There is something I’m getting wrong since there is no Input-Port for new data in the SARIMA-Predictor. Here s a screenshot of Corey Weisingers Workflow. As you can see, there is no input port for additional data, only for the model:
The way I understand time series and SARIMA is that it picks up on the patterns / seasonality of your training data and then allows you to forecast x periods into the future.
So in comparison to decision trees you are not really applying a model to unseen data…
If you wanted to test how well SARIMA works / want to optimize parameters you may go ahead and train a model only on a portion of your data, then forecast until the end of your available data to then compare. Once happy we with the outcome you then train on all data available and then forecast for the “unknown” future.
I already thought about creating a model with the new data as Plan B. I had the same idea, but just was curious about how it was supposed to be solved in an “professional” way.
Maybe this is already the way it is supposed to be, like you have written, “not applying a model to unseen data in SARIMA”.

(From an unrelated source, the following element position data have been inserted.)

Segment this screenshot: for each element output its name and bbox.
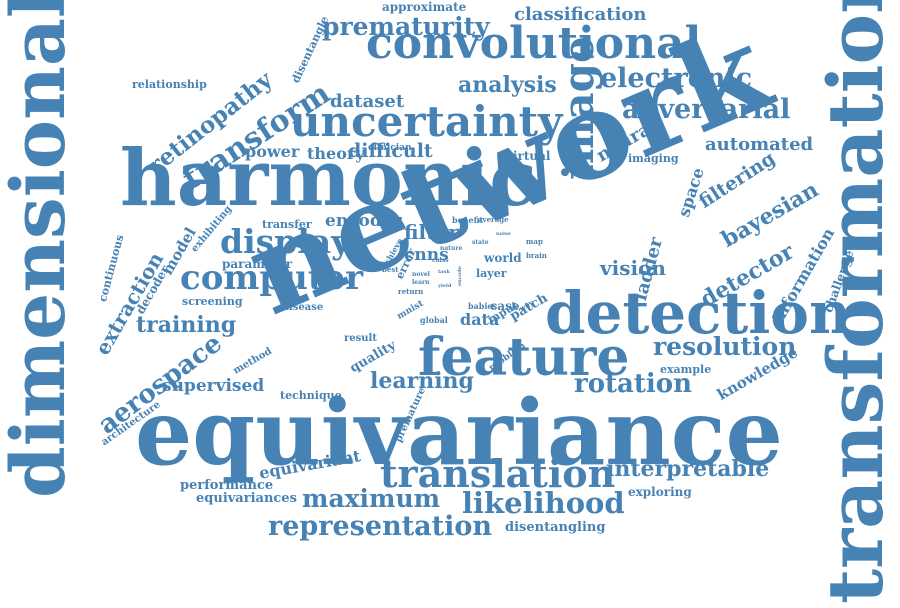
cloud-word: virtual bbox=[506, 149, 551, 163]
cloud-word: result bbox=[344, 333, 377, 344]
cloud-word: layer bbox=[476, 267, 507, 280]
cloud-word: return bbox=[398, 287, 424, 296]
cloud-word: detection bbox=[545, 279, 852, 347]
cloud-word: best bbox=[382, 265, 399, 274]
cloud-word: screening bbox=[182, 295, 243, 308]
cloud-word: dimensional bbox=[0, 0, 82, 498]
cloud-word: world bbox=[484, 251, 522, 265]
cloud-word: equivariances bbox=[196, 491, 297, 506]
cloud-word: convolutional bbox=[366, 18, 702, 69]
cloud-word: encoder bbox=[325, 211, 402, 231]
cloud-word: global bbox=[420, 315, 448, 325]
cloud-word: technique bbox=[280, 389, 342, 402]
cloud-word: approximate bbox=[382, 0, 467, 14]
cloud-word: computer bbox=[180, 258, 364, 298]
cloud-word: class bbox=[432, 257, 449, 264]
cloud-word: benefit bbox=[452, 215, 484, 225]
cloud-word: disentangle bbox=[289, 14, 332, 86]
cloud-word: image bbox=[554, 36, 603, 180]
cloud-word: noise bbox=[496, 231, 511, 237]
cloud-word: harmonic bbox=[120, 133, 537, 224]
cloud-word: exploring bbox=[628, 485, 692, 499]
cloud-word: map bbox=[526, 237, 543, 246]
cloud-word: yield bbox=[438, 283, 452, 289]
cloud-word: performance bbox=[180, 478, 274, 493]
cloud-word: display bbox=[220, 222, 351, 261]
cloud-word: example bbox=[660, 363, 712, 376]
cloud-word: rotation bbox=[574, 369, 693, 399]
cloud-word: imaging bbox=[628, 152, 679, 165]
cloud-word: average bbox=[478, 215, 509, 224]
cloud-word: retinal bbox=[419, 185, 426, 208]
cloud-word: relationship bbox=[132, 78, 207, 91]
cloud-word: resolution bbox=[653, 332, 797, 361]
cloud-word: task bbox=[438, 269, 450, 275]
cloud-word: analysis bbox=[458, 72, 557, 98]
cloud-word: data bbox=[460, 310, 500, 329]
cloud-word: clinician bbox=[368, 143, 412, 153]
cloud-word: dataset bbox=[330, 91, 405, 112]
cloud-word: electronic bbox=[600, 63, 753, 94]
cloud-word: disease bbox=[282, 302, 324, 313]
cloud-word: difficult bbox=[348, 140, 433, 162]
cloud-word: power bbox=[245, 142, 300, 161]
cloud-word: nature bbox=[440, 245, 463, 252]
cloud-word: classification bbox=[514, 4, 647, 25]
cloud-word: automated bbox=[705, 134, 814, 155]
cloud-word: state bbox=[472, 239, 489, 246]
cloud-word: case bbox=[490, 299, 520, 313]
cloud-word: training bbox=[136, 312, 237, 338]
cloud-word: novel bbox=[412, 271, 430, 278]
cloud-word: disentangling bbox=[505, 520, 606, 535]
cloud-word: transfer bbox=[262, 218, 312, 231]
cloud-word: equivariance bbox=[135, 380, 783, 486]
cloud-word: translation bbox=[380, 451, 616, 496]
cloud-word: learning bbox=[370, 368, 474, 394]
cloud-word: adversarial bbox=[622, 94, 791, 125]
cloud-word: babies bbox=[468, 301, 498, 311]
cloud-word: brain bbox=[526, 251, 547, 260]
cloud-word: parameter bbox=[222, 257, 293, 271]
cloud-word: likelihood bbox=[462, 486, 625, 520]
cloud-word: uncertainty bbox=[290, 97, 563, 146]
cloud-word: encode bbox=[457, 266, 463, 286]
cloud-word: cnns bbox=[404, 245, 449, 265]
cloud-word: feature bbox=[418, 327, 630, 388]
cloud-word: interpretable bbox=[606, 456, 770, 482]
cloud-word: extraction bbox=[90, 248, 169, 359]
cloud-word: representation bbox=[268, 511, 493, 542]
cloud-word: supervised bbox=[162, 376, 265, 396]
cloud-word: maximum bbox=[302, 484, 441, 513]
cloud-word: vision bbox=[600, 256, 666, 280]
cloud-word: filter bbox=[404, 220, 459, 244]
cloud-word: theory bbox=[307, 144, 365, 163]
cloud-word: prematurity bbox=[322, 12, 490, 41]
cloud-word: learn bbox=[412, 279, 430, 286]
cloud-word: method bbox=[231, 345, 274, 377]
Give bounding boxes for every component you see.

And - crossvalidation is included in the model of course.
I wrote the script behind the SARIMA (Labs) nodes. SARIMA models are more of the type of Auto-regressive models. It learns from a regression data, computes the coefficients, and the final equation is use to create “Forecasts”.
As part of the feedback that we (Me & @Corey) got from some of the industry experts was to apply the coefficients on a new set of data, however, this method is least preferred, considering the fact that the dynamics of new data are highly likely to be not the same as of the data for which the coefficients were computed.
As it is mentioned above, the only workaround is to train a new model with the new data. Please feel free to provide your ideas on improving the nodes from the new time series extension, by posting on the forum and we will incorporate it in the future releases.
Hi @aliasghar_marvi,
wow I’m so excited and honored again to get feedback and help from the experts/architects of the knime-nodes.
Thank you very much for your explanation. I already went on with the “workaround” (which in fact isn’t one) and results are good (and way better than the solution/results we had before). I was just curious about how it is supposed to be solved but I’m happy now since I know that this “workaround” is the right way.
I’m really excited about KNIME and the support one can get in this forum, thank you very much <3.
Of course I’ll try the new time series extension nodes.